まだ目的地までは着いていなくて安心した。

「すみません、席を代わっていただけませんか。」
突然目の前からか細い声が聞こえた。男は驚いて顔を上げると、ワイシャツのネクタイを緩め、青白い顔をした青年が立っていた。若いな、新卒だろうか。

「私も疲れていてね、申し訳ない。」
うとうと気持ちの良い時間を妨げられた男は少しイライラしながら言った。

周りの人がちらりと男を見たが関係ない。昨日まで学生だったような若い学生と、仕事で疲れている自分を比べたら、譲らなければいけない道理はないからだ。判定勝ちだ。こちらをちらちら見るくらいならお前たちが代われば良いだろう。男は内心そう思った。
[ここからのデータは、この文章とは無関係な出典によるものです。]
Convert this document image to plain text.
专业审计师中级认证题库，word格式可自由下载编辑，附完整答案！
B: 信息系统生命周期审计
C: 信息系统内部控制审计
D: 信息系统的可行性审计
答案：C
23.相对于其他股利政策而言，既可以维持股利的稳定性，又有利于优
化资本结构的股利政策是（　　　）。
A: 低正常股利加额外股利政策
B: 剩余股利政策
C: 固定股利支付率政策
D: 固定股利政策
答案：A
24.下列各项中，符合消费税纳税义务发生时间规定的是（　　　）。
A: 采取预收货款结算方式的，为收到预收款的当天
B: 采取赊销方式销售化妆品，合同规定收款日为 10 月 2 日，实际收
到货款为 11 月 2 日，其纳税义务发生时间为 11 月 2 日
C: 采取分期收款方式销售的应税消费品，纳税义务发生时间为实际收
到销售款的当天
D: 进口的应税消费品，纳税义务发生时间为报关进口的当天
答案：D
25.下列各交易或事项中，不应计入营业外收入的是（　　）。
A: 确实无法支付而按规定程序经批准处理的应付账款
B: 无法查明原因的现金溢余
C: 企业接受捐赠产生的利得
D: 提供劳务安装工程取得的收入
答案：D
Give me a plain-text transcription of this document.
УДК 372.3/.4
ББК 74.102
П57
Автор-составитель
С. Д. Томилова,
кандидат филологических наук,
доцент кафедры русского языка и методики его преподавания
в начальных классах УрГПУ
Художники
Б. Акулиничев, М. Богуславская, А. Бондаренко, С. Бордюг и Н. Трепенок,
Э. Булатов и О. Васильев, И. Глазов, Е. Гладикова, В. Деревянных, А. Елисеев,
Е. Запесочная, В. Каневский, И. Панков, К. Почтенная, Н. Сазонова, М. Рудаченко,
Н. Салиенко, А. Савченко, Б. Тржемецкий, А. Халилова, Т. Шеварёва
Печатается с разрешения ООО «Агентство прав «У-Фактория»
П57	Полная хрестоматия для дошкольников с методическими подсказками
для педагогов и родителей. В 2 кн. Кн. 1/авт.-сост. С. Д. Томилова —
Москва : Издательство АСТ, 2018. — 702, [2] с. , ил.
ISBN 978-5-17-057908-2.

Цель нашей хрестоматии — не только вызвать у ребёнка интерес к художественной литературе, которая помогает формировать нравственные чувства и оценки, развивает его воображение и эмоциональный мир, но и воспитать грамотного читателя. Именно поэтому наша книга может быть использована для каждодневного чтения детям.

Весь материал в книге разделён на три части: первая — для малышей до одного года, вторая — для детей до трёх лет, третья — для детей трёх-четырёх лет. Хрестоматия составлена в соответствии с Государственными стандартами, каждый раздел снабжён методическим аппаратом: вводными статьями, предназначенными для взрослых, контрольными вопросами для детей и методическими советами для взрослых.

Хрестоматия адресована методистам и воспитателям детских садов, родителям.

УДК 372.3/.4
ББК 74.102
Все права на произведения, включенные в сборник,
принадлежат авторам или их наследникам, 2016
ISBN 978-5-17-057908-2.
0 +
席に座れないことを知り、青白い顔の青年の顔はさらに生気を失ったように見えた。

青年は振り絞るように言った。
「すみません、さっきまで会社の先輩の飲みに誘われて無理矢理飲まされて気持ち悪いんです。だから…うっ…」

プシューー
乗客が蜘蛛の子を散らすようにドアから降りた。数人乗ってきたが、車両内の光景を見ると口を押さえて、別の車両へ逃げていった。

もはや男は優先席を譲る必要などない。
いや、この席から動けなかったのだ。

彼は目の前でうずくまっている青白い青年を見ながら、汚れた自分のスーツをどうしようかと考えることで必死だった。ようやく思考が状況に追いつき、怒りと動揺をぶつけようとしたが、その矛先である青年はいつの間にか車両の外で介抱されていた。

プシューー
扉が閉まるとゴトゴト電車は走り出した。
身も心も汚れた男を優先席に乗せて。